Deelnemers oordelen meest positief over de gevolgen van het opwekken van windenergie op land voor het klimaat en milieu en voor toekomstige generaties. Men oordeelt gemiddeld negatiever over lokale en/of persoonlijke gevolgen, zoals voor natuur en landschap, de waarde van huizen, en de aantrekkelijkheid van de woonomgeving. Groningers vinden windmolens acceptabeler op industrieterreinen of bij infrastructuur, en gemiddeld niet acceptabel bij dorpen of steden en in natuurgebieden. Het blijkt dat de acceptatie van windmolens op land hoger is wanneer aan verschillende voorwaarden wordt voldaan. Bijvoorbeeld als inwoners de schone energie direct kunnen gebruiken, als de kosten en baten eerlijk worden verdeeld, en als men betrokken wordt bij besluitvorming. Slechts een minderheid geeft aan dat windmolens op land nooit acceptabel zijn. Goda Perlaviciute: “Uit onze bevindingen blijkt dat Groningers in het algemeen geen sterke negatieve of positieve emoties ervaren als men denkt aan windmolens op land. Echter er zijn individuen die sterkere emoties hebben met betrekking tot windmolens in hun omgeving.”

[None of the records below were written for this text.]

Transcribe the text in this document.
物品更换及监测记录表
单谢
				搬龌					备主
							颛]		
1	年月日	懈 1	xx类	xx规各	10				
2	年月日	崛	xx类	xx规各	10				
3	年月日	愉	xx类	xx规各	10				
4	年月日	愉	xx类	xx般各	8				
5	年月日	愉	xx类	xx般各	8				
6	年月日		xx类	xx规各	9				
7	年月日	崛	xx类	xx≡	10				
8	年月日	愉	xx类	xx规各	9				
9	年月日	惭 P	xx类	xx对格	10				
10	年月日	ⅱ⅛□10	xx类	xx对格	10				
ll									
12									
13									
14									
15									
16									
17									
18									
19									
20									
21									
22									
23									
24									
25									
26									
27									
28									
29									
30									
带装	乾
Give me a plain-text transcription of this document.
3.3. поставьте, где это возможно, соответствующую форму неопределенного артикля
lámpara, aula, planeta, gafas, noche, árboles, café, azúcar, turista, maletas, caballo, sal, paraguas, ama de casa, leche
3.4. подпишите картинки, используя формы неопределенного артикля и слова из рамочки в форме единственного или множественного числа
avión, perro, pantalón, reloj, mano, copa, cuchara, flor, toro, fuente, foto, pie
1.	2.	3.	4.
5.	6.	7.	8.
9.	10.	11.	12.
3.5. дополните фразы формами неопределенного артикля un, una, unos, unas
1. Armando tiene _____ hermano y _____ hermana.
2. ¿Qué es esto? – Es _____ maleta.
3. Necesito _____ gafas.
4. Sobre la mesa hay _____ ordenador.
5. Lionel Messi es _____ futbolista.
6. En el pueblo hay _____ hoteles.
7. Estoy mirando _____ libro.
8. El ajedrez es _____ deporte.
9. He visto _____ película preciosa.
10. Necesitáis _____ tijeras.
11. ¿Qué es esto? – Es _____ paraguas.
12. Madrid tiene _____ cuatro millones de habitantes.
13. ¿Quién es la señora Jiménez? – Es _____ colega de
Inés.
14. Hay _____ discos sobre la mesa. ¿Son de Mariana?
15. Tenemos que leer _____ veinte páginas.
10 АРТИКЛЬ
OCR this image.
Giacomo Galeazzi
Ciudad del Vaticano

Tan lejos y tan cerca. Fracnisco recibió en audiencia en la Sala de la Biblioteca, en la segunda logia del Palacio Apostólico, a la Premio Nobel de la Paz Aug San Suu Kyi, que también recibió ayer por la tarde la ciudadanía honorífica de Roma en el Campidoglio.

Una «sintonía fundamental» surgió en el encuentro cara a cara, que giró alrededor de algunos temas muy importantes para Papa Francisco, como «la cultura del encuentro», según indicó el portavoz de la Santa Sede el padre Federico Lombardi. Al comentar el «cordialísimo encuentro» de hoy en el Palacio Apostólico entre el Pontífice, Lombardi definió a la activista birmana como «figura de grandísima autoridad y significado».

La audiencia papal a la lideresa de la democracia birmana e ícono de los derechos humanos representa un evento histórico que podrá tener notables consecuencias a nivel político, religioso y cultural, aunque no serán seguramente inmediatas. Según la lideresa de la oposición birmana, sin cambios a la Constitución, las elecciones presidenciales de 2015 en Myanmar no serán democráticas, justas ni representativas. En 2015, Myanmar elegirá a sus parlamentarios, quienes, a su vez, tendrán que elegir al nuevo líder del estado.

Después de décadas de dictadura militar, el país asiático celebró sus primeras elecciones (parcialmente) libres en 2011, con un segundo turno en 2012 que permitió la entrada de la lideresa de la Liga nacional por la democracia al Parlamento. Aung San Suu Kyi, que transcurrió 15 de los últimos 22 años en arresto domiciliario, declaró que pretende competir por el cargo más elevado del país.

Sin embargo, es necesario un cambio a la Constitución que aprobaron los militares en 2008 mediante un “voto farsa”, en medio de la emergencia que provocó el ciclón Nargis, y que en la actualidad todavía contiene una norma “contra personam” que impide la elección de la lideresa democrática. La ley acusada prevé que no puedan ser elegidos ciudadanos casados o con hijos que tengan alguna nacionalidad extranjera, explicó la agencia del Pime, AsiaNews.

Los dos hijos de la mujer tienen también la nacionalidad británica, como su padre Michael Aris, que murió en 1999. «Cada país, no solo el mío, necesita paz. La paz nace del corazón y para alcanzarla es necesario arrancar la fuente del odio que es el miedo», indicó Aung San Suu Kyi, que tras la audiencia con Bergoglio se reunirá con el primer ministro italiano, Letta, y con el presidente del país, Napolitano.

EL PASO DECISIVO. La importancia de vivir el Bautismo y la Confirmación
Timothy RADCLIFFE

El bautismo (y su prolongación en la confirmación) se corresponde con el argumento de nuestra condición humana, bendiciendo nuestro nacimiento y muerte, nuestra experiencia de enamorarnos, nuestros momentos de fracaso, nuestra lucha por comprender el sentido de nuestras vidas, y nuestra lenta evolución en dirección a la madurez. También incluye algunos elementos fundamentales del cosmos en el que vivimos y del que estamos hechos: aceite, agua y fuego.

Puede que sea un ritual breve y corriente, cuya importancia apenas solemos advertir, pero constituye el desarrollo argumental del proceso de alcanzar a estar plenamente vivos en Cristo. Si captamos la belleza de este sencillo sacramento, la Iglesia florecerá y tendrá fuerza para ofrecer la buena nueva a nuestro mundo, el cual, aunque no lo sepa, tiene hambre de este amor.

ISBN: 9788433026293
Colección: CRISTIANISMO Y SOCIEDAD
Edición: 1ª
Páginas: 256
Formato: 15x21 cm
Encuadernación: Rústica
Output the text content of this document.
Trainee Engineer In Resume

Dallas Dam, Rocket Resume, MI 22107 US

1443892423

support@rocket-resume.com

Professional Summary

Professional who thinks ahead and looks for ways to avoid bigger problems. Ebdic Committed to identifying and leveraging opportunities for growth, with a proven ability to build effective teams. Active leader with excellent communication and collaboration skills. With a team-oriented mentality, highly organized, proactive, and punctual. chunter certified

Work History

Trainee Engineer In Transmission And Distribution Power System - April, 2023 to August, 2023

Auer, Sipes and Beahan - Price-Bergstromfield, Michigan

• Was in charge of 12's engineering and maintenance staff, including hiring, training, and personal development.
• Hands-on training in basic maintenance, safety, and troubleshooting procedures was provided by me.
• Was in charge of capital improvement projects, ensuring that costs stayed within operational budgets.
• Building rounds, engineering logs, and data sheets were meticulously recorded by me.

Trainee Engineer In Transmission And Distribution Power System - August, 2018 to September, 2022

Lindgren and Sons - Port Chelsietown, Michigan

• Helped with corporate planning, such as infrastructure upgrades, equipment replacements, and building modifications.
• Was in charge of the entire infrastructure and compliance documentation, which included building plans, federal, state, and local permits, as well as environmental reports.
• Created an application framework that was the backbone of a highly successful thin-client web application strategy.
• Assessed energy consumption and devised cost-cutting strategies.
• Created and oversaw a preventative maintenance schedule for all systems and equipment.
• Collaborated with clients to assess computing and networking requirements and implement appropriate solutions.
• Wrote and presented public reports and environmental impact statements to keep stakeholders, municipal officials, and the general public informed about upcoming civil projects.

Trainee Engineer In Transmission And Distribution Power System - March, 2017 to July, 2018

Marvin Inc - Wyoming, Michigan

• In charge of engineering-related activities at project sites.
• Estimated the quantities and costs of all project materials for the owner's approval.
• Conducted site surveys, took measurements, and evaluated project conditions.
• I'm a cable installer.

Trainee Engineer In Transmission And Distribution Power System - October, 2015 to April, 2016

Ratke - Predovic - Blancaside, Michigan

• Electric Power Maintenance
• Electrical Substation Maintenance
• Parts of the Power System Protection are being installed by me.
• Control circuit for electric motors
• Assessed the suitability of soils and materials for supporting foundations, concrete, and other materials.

 Groningers betrekken bij besluitvorming

Uit de resultaten blijkt dat Groningers graag betrokken willen worden bij beleids- en besluitvorming over concrete projecten bij hen in de buurt, en ook meer bij besluitvorming op lokaal niveau dan op regionaal en nationaal niveau. Verder laat het onderzoek zien dat men publieke participatie in verschillende fases en in diverse vormen overwegend wenselijk vindt, maar dat men denkt dat mensen op dit moment nauwelijks worden betrokken. Lorenzo Squintani: “Dit suggereert een discrepantie tussen wat men verwacht van participatie en hoe men dit daadwerkelijk ervaart. Dit roept belangrijke vragen op over hoe mensen beter betrokken kunnen worden bij besluitvorming over de energietransitie in de provincie Groningen.”